EDIT: when I talked about JARs being executable or not, I was talking about whether they are directly executable be the OS. You can, of course, double click on them to run them if your file manager is set up to do so. But when you're in a terminal window and you want to run a java program, you have to "java -jar myapp.jar" instead of the usual "./myapp.jar". In Python one just runs "./myapp.py" and doesn't have to worry about compiling or class paths.
If all platforms are standard PCs (or at least run Linux), then Python should be considered. You can compile it yourself if no package exists for your version. Also, you can strip the standard library easily from things that aren't available and which you don't need (sound support, for example).
Python doesn't need lots of resources, it's easy to learn and read.
If you know Perl, you can try that. If you don't use Perl on a daily basis, then don't. The Perl syntax is hard to remember and after a week, you'll wonder what the code did, even if you wrote it yourself.
Perl may be of help to you as it is available for many platforms and you can get almost any functionality by simply installing modules from CPAN.
Python or Java. They both are easy to deploy on both the server environments and the desktop environments you mention - i.e., Linux/Solaris and Windows.

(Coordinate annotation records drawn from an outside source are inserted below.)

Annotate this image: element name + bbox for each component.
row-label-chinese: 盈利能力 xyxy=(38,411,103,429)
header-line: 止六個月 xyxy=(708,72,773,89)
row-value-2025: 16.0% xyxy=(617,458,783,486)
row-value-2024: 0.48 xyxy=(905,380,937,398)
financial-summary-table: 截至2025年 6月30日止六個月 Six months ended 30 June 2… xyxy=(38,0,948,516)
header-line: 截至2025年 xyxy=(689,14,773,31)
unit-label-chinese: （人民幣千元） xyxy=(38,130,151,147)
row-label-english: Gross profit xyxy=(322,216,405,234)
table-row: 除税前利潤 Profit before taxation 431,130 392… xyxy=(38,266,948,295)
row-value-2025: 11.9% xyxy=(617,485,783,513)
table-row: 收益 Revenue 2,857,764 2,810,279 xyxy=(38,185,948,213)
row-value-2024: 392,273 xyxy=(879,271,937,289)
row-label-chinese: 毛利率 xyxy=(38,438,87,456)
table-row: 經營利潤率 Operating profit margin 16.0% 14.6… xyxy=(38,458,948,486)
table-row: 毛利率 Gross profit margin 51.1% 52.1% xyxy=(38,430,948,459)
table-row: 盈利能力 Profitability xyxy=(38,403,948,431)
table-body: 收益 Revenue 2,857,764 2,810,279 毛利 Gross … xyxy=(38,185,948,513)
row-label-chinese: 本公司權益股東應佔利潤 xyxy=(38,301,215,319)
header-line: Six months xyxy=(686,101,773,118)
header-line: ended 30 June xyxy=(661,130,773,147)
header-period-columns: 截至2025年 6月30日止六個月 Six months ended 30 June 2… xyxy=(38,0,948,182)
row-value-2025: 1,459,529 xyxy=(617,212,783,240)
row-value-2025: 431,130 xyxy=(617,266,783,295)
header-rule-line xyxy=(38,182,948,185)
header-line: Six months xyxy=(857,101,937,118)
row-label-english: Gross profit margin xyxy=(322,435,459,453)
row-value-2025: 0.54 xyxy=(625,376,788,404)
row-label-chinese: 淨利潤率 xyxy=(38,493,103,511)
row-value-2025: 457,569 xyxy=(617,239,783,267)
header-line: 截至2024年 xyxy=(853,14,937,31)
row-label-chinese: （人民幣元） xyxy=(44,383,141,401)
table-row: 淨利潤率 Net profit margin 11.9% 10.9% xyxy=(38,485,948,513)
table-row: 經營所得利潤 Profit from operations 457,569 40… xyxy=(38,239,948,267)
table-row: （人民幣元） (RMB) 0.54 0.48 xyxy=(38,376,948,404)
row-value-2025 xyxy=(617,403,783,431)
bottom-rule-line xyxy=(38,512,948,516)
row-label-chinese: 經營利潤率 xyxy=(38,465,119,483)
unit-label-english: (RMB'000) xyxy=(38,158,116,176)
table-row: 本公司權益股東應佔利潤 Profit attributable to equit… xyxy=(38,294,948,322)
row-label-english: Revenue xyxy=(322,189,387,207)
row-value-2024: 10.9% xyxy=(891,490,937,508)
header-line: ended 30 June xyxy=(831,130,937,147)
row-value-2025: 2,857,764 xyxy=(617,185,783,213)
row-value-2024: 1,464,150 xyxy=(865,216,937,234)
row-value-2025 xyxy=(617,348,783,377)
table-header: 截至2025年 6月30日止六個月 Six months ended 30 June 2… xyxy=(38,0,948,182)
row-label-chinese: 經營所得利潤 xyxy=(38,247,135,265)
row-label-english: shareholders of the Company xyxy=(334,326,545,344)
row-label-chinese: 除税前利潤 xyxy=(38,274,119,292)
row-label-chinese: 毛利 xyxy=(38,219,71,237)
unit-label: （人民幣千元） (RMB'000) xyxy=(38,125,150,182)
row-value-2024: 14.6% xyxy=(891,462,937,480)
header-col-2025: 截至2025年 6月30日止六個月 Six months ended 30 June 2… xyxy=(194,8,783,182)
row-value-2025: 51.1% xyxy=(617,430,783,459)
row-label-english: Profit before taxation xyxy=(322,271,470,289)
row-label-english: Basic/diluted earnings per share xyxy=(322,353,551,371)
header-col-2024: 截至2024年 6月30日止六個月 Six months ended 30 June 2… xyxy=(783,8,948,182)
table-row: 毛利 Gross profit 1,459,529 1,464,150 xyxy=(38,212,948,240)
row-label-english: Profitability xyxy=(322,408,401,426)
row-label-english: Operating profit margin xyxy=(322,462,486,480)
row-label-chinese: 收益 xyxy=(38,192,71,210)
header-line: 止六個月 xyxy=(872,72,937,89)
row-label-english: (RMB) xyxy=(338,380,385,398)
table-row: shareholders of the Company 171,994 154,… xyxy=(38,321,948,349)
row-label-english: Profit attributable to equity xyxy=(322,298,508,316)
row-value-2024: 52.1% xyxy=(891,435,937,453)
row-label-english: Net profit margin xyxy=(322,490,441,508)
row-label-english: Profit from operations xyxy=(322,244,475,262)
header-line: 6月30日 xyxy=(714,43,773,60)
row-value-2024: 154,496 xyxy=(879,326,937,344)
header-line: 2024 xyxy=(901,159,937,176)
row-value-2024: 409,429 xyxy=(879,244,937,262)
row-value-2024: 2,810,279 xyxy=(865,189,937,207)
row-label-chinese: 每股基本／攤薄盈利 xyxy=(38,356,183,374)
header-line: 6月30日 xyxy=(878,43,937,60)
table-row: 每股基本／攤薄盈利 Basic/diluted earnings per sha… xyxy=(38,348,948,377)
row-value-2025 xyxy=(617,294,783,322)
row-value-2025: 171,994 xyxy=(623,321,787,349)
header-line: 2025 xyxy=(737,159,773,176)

Perl is also a nice choice, but it depends on how well you know Perl, how well other people that will maintain your code know Perl, and number of desktop users that are savvy enough to handle an install of the Windows Perl version(s).
As Java supports Python via Jython, I'd go with a JVM requirement myself, but I'd personally go with a Java application all the way for such a system you describe.
I would say use C or C++. They are platform independant, though you will have to compile for each platform.
Or use Java. That runs in a Virtual Machine so is truely cross platform and not a slow level as C.